I could cut the scenes out entirely. I’ve considered it. It would mess with the plot, but most of it would be fixable. I could censor them, rewriting them so the sex is not explicit, while leaving them generally intact and inside the flow of the plot. I’ve considered that, too. Both of these options, however, seem disingenuous. In censoring the story in this way, I am admitting that the censored scenes are unhealthy or dirty or somehow just not good, and that’s not the case. 

I’ve also considered retaining such scenes intact and seeking publication under a penname. As a public figure and moral leader, that would be acting with a profound lack of integrity. It makes the same admission as censoring the scenes, only using a different tool. That leaves me with the truth of what I feel I must do: present the story as I feel it must be presented, do so under my own name, and take my stand where I stand: sex is not a sin.

As I sat in my office writing this rather personal section, considering once more exactly how I would be phrasing this conversation with my bishop, God gave me these words: There is nothing wrong with healthy sex. And unhealthy sex is wrong. It’s just as wrong as binge watching Doctor Who, or eating the entire bag of potato chips. It’s the symptom of a system in distress, just like every other attempt at self-medication.

That was the moment I laughed out loud, realizing that the fears and anxieties which had gripped me for years on this topic had just been healed in a moment with God.

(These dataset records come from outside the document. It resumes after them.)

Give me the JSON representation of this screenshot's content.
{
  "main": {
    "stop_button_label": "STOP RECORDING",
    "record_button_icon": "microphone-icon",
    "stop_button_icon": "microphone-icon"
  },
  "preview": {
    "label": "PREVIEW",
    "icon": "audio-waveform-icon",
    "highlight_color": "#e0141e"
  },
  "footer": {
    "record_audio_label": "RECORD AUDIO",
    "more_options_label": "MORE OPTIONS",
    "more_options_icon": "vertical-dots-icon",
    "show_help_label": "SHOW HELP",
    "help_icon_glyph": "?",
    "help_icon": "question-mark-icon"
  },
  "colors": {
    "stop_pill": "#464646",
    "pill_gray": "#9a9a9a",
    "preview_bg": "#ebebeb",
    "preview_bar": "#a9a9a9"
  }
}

Still, there was some small amount of lingering anxiety after the laughter stopped, so when I got home I brought it back to God. I lit the candles and incense at my altar in the home I share with my husband and held the rosary that was a gift from my spiritual director. I asked why I was meant to be a priest when I so clearly had the gifts and calling of a writer.

That day was the last day I’ll ever ask God that.

Because this is what you were meant to do. Be the priest who writes this. Be the faith leader that stands up to the rest of the world and says that sex is no more evil than a bag of potato chips. This is the ditch you are to die in, except that I don’t require you to die in it. Live instead. And don’t worry about the details.